Proposition Let $(\Omega,\mathcal{F},\mathbb{P})$ be a probability space, and let $\mathcal{J} \subseteq \mathcal{F}$ be a sub-$\sigma$-algebra. Let $\mathcal{G}$ be a generator of $\mathcal{J}$, i.e. $\sigma(\mathcal{G}) = \mathcal{J}$, such that $\mathcal{G}$ is $\cap$-stable and there exists $(G_n)_{n \in \mathbb{N}} \subseteq \mathcal{G}$ such that $G_n \uparrow \Omega$. If $X \in L^1(\mathcal{F})$ and $Y \in L^1(\mathcal{J})$ are such that $$\forall G \in \mathcal{G}: \quad \int_G X \, d\mathbb{P} = \int_G Y \, d\mathbb{P},$$ then $Y$ is a version of $\mathbb{E}(X \mid \mathcal{J})$.

You will have to apply this theorem for the generator

$$\mathcal{G} := \left\{ \bigcup_{i=1}^k J_{n_i}; k \in \mathbb{N}, n_i \in \mathbb{N} \right\}$$

which consists of all sets which can be obtained as finite unions of the sets $(J_n)_{n \in \mathbb{N}}$.

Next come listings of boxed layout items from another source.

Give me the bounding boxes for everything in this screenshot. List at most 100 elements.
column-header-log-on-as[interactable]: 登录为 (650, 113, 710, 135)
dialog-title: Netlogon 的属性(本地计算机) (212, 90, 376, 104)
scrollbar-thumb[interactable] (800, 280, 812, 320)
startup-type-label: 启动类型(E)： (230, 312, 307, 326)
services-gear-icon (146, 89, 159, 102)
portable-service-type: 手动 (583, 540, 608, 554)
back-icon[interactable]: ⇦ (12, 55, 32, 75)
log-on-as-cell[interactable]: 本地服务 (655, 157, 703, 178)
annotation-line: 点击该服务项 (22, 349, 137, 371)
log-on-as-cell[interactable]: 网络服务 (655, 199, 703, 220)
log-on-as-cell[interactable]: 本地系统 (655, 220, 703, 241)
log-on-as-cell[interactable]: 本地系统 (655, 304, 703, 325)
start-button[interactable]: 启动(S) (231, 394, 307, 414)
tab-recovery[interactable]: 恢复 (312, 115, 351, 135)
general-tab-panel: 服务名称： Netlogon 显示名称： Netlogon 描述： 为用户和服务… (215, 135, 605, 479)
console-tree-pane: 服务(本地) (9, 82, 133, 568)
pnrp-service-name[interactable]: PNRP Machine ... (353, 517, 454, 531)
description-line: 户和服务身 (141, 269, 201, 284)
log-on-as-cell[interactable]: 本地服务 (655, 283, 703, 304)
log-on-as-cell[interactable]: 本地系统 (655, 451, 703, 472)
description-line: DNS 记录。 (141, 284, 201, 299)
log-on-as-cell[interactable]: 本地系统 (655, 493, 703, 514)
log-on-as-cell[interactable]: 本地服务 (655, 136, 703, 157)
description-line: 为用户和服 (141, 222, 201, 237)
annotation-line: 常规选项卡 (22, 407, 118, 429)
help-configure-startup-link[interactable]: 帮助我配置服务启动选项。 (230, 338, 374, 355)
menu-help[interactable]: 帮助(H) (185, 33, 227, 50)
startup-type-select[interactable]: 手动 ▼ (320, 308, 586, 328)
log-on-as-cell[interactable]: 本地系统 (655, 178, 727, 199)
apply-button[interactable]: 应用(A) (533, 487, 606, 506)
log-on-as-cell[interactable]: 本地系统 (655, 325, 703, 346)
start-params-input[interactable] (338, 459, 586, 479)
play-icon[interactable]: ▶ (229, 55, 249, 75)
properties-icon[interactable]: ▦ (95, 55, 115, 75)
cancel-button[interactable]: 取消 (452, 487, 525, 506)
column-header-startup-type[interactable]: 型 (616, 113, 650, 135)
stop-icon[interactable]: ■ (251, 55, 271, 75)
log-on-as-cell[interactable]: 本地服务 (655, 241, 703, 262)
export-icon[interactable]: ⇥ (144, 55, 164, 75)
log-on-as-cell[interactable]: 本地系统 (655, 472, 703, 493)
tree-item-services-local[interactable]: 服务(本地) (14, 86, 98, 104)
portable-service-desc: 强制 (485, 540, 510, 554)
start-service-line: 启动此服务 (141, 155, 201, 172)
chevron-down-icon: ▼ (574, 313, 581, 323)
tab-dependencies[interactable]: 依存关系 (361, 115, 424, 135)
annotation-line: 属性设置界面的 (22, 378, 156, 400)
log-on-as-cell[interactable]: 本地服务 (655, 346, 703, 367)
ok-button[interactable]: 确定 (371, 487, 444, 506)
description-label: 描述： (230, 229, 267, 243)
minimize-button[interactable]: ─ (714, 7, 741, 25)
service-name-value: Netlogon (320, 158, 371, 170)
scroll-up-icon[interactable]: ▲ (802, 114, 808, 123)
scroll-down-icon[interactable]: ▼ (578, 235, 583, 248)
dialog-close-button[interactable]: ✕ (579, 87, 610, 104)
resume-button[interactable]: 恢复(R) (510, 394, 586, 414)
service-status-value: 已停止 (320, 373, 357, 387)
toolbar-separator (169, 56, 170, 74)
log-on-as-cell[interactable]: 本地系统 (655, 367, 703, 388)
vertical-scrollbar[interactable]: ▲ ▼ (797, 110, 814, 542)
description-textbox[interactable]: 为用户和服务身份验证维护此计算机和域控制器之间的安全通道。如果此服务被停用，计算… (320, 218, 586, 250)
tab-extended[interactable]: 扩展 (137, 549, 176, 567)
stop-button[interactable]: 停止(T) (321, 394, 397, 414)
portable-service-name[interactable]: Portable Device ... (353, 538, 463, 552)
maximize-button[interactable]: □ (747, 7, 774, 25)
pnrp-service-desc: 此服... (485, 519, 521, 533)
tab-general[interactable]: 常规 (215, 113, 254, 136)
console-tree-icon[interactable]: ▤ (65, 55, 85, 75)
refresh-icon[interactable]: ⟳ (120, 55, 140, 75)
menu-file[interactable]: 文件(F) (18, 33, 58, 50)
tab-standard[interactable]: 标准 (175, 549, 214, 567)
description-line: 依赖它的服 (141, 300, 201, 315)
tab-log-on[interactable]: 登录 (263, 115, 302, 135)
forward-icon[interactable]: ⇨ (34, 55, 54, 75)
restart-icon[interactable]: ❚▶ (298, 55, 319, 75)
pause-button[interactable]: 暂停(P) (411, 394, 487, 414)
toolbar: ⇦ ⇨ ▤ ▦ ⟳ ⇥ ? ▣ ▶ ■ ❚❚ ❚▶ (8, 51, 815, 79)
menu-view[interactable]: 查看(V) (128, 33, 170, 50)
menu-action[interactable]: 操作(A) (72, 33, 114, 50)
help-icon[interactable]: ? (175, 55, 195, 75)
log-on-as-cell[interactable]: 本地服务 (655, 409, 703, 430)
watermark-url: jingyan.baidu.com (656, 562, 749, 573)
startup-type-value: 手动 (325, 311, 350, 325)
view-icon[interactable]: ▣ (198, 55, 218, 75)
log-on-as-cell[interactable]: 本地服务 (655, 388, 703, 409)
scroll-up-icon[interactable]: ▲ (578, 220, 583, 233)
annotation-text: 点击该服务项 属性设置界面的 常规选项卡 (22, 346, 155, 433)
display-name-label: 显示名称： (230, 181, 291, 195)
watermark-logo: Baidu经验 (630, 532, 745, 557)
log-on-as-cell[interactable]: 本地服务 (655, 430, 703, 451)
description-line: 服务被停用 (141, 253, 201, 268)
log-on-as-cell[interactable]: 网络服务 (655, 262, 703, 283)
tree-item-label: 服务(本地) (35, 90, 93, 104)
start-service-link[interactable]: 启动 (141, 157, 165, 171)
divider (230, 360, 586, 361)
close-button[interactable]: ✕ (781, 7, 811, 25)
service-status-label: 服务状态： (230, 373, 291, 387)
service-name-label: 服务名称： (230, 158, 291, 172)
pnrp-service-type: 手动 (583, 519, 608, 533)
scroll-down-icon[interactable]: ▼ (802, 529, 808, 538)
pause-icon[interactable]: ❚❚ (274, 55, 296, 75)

If $\bigcup_{n \in \mathbb{N}} J_n = \Omega$ does not hold true, then the assertion is, in general, wrong; it is not difficult to construct counterexamples. (Consider for instance $\mathcal{J} = \{A,A^c\}$ and $J_n := A$ for $n \in \mathbb{N}$.)